Bold statement: Climate migration isn’t a distant rumor—it’s already reshaping where people choose to live, and the Pacific Northwest is suddenly in the spotlight. But here’s where it gets controversial: the full scale and timing of this shift remain hotly debated, with economists, policymakers, and residents offering competing visions of the same data.
Jason Dove Mark’s day began with a simple routine—feeding the chickens and checking for eggs in November—before he and his large, friendly dog Cody headed into the forest for a midday stroll. The rain had just started, but neither seemed to mind.
“It’s like a balm,” Mark explained. “I grew up in Arizona, spent more than two decades in California, and I still can’t get over living in a land that feels so moist, moss-draped, and alive. I keep pinching myself.”

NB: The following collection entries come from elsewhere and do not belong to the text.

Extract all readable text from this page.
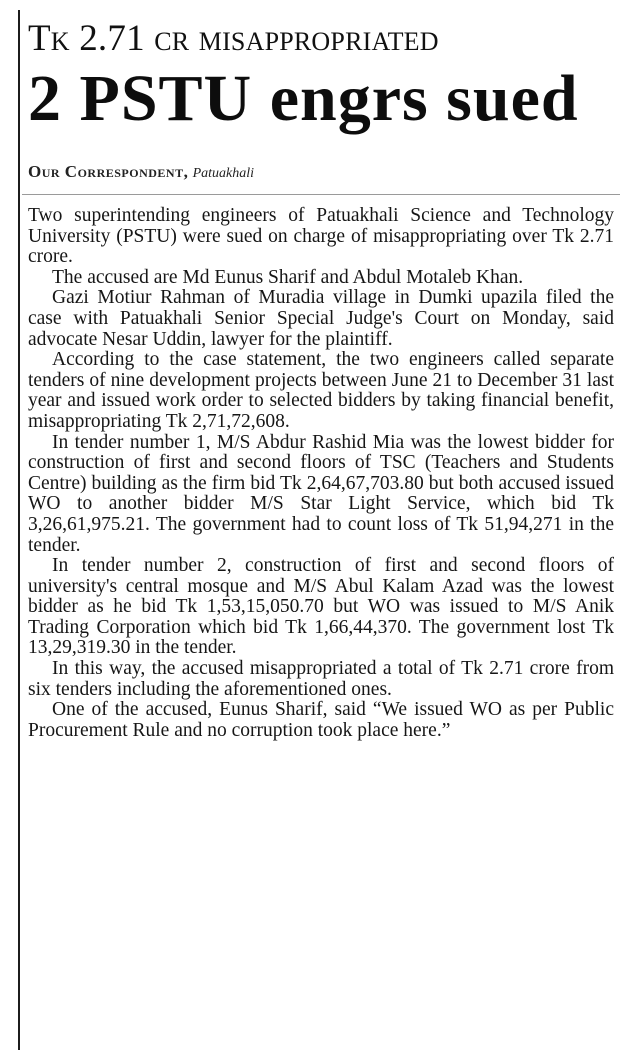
Tk 2.71 cr misappropriated
2 PSTU engrs sued
Our Correspondent, Patuakhali

Two superintending engineers of Patuakhali Science and Technology University (PSTU) were sued on charge of misappropriating over Tk 2.71 crore.

The accused are Md Eunus Sharif and Abdul Motaleb Khan.

Gazi Motiur Rahman of Muradia village in Dumki upazila filed the case with Patuakhali Senior Special Judge's Court on Monday, said advocate Nesar Uddin, lawyer for the plaintiff.

According to the case statement, the two engineers called separate tenders of nine development projects between June 21 to December 31 last year and issued work order to selected bidders by taking financial benefit, misappropriating Tk 2,71,72,608.

In tender number 1, M/S Abdur Rashid Mia was the lowest bidder for construction of first and second floors of TSC (Teachers and Students Centre) building as the firm bid Tk 2,64,67,703.80 but both accused issued WO to another bidder M/S Star Light Service, which bid Tk 3,26,61,975.21. The government had to count loss of Tk 51,94,271 in the tender.

In tender number 2, construction of first and second floors of university's central mosque and M/S Abul Kalam Azad was the lowest bidder as he bid Tk 1,53,15,050.70 but WO was issued to M/S Anik Trading Corporation which bid Tk 1,66,44,370. The government lost Tk 13,29,319.30 in the tender.

In this way, the accused misappropriated a total of Tk 2.71 crore from six tenders including the aforementioned ones.

One of the accused, Eunus Sharif, said “We issued WO as per Public Procurement Rule and no corruption took place here.”
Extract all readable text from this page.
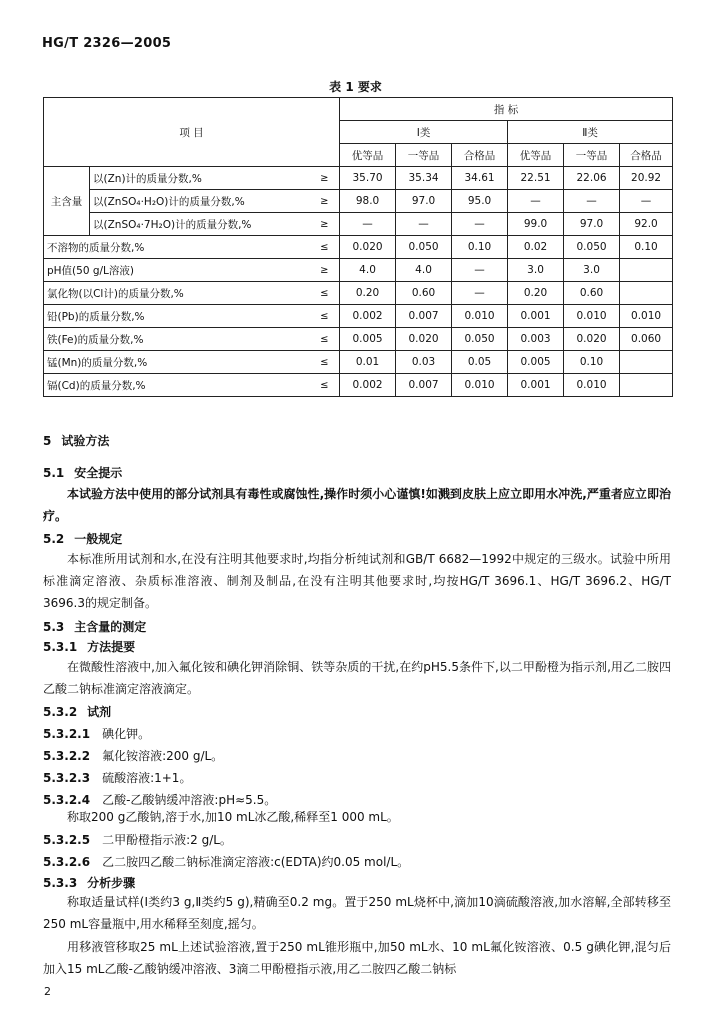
HG/T 2326—2005
表 1 要求
项 目			指 标					
			Ⅰ类			Ⅱ类		
			优等品	一等品	合格品	优等品	一等品	合格品
主含量	以(Zn)计的质量分数,%	≥	35.70	35.34	34.61	22.51	22.06	20.92
	以(ZnSO₄·H₂O)计的质量分数,%	≥	98.0	97.0	95.0	—	—	—
	以(ZnSO₄·7H₂O)计的质量分数,%	≥	—	—	—	99.0	97.0	92.0
不溶物的质量分数,%		≤	0.020	0.050	0.10	0.02	0.050	0.10
pH值(50 g/L溶液)		≥	4.0	4.0	—	3.0	3.0	
氯化物(以Cl计)的质量分数,%		≤	0.20	0.60	—	0.20	0.60	
铅(Pb)的质量分数,%		≤	0.002	0.007	0.010	0.001	0.010	0.010
铁(Fe)的质量分数,%		≤	0.005	0.020	0.050	0.003	0.020	0.060
锰(Mn)的质量分数,%		≤	0.01	0.03	0.05	0.005	0.10	
镉(Cd)的质量分数,%		≤	0.002	0.007	0.010	0.001	0.010	
5 试验方法
5.1 安全提示
本试验方法中使用的部分试剂具有毒性或腐蚀性,操作时须小心谨慎!如溅到皮肤上应立即用水冲洗,严重者应立即治疗。
5.2 一般规定
本标准所用试剂和水,在没有注明其他要求时,均指分析纯试剂和GB/T 6682—1992中规定的三级水。试验中所用标准滴定溶液、杂质标准溶液、制剂及制品,在没有注明其他要求时,均按HG/T 3696.1、HG/T 3696.2、HG/T 3696.3的规定制备。
5.3 主含量的测定
5.3.1 方法提要
在微酸性溶液中,加入氟化铵和碘化钾消除铜、铁等杂质的干扰,在约pH5.5条件下,以二甲酚橙为指示剂,用乙二胺四乙酸二钠标准滴定溶液滴定。
5.3.2 试剂
5.3.2.1 碘化钾。
5.3.2.2 氟化铵溶液:200 g/L。
5.3.2.3 硫酸溶液:1+1。
5.3.2.4 乙酸-乙酸钠缓冲溶液:pH≈5.5。
称取200 g乙酸钠,溶于水,加10 mL冰乙酸,稀释至1 000 mL。
5.3.2.5 二甲酚橙指示液:2 g/L。
5.3.2.6 乙二胺四乙酸二钠标准滴定溶液:c(EDTA)约0.05 mol/L。
5.3.3 分析步骤
称取适量试样(Ⅰ类约3 g,Ⅱ类约5 g),精确至0.2 mg。置于250 mL烧杯中,滴加10滴硫酸溶液,加水溶解,全部转移至250 mL容量瓶中,用水稀释至刻度,摇匀。
用移液管移取25 mL上述试验溶液,置于250 mL锥形瓶中,加50 mL水、10 mL氟化铵溶液、0.5 g碘化钾,混匀后加入15 mL乙酸-乙酸钠缓冲溶液、3滴二甲酚橙指示液,用乙二胺四乙酸二钠标
2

For context, Mark’s family relocated from Oakland to Bellingham in 2020, largely driven by California’s drought and wildfire dangers. He works as an environmental writer and managed an urban farm in San Francisco at the time, both roles sharpening his awareness of climate risk. The move also brought them closer to family, with a choice between Arizona or Washington depending on where relatives lived.
“If I’m thinking about my daughter’s future—someone who will be around well into the late 21st century—I don’t see Arizona as ecologically resilient,” Mark observed. “So when the question is Phoenix versus Bellingham, the answer, given what I know about climate change, is Bellingham.”
Mark’s experience isn’t unique. KUOW spoke with more than a dozen families who said climate change heavily influenced their decision to relocate to the Pacific Northwest.
Measuring climate migration is tricky. It’s a labyrinth of economic, environmental, and social factors that together steer decisions to move. Yet some experts, including Abrahm Lustgarten, say a historic shift has already begun, and Western Washington should start preparing to embrace what could become a climate haven.
“The big numbers are hard to pin down with precision,” Lustgarten noted. “In the United States, I’d estimate a range from about 13 million to 160 million people displaced by climate forces I’m watching. And research suggests that when ten people move, their impact can cascade—expanding families, new workers, and a growing economy around them.”
Lustgarten, author of On the Move and a prominent climate correspondent at ProPublica, emphasizes that regions perceived as refuges must plan for growth now, before markets reflect the true costs of environmental disasters.
“The municipal bond market—supporting roughly 75–80% of U.S. investment in building by cities, states, and towns—will feel the pressure as climate risks become clearer,” he said. “Borrowing costs will rise when that risk becomes evident.”
A literature review by the University of Washington’s Climate Impacts Group acknowledges that climate migration is likely but will unfold gradually. It suggests people mainly move for economic reasons, while noting climate factors increasingly intertwine with those economic incentives. Lustgarten, however, argues that everything is, in essence, an economic story: climate disruption can depress GDP, reduce productivity in hotter environments, and erode housing values as pressures mount.
Recent reporting from the New York Times highlighted that in high-risk coastal and wildfire-prone cities, homes lose value—often by tens of thousands of dollars—compared with less exposed markets. Other studies show Sun Belt real estate cooling as migration slows, and insurance costs rise with disaster risk. In Florida, a surge in policies pushed the state toward the largest property insurer status before reforms adjusted the market. In California, the FAIR plan has been a last-resort option for homeowners facing extreme risk, though its sustainability is contested.
California’s insurance landscape has long pushed some homeowners toward private options, but escalating wildfire threats persist. Cam Goldman’s experience illustrates this: living in a wildland-urban interface canyon near Los Angeles offered beauty and proximity to the city, yet carried constant fire risk. When private insurers pulled back, she relocated to Bellingham during the pandemic for safety and stability for her family—and she feels safer there.
Most of the western Pacific Northwest sits in a relatively moderate climate-risk zone, according to FEMA, and migrants interviewed for this piece cite access to reliable water, milder temperatures, and lower flood exposure as reasons to leave places like Minnesota or Louisiana. Still, “safety” is relative. Climate volatility means there’s no guarantee that disaster won’t strike anywhere, including the PNW, which also contends with east-of-the-Cascade droughts and periodic wildfires.
Mark’s takeaway centers on community as a core resilience factor. He believes that beyond geography and infrastructure, the strength of local social networks—neighbors who can rally and respond during a crisis—forms the most reliable shield against climate shocks.
In sum, the Pacific Northwest may indeed be evolving into a climate haven, but the path there is contested and complex. The headline isn’t merely about who moves where; it’s about how communities build capacity, how markets price risk, and how the region prepares for slow-onset changes that will unfold over decades. As Lustgarten provocatively notes, this is fundamentally an economic equation with social and political dimensions. Do we lean into growth and invest in preparedness now, or wait until the market forces our hand—and risk leaving communities underprepared? How we answer will shape whether the Northwest remains a magnet for climate migrants or simply another chapter in a national story about resilience, adaptation, and equity.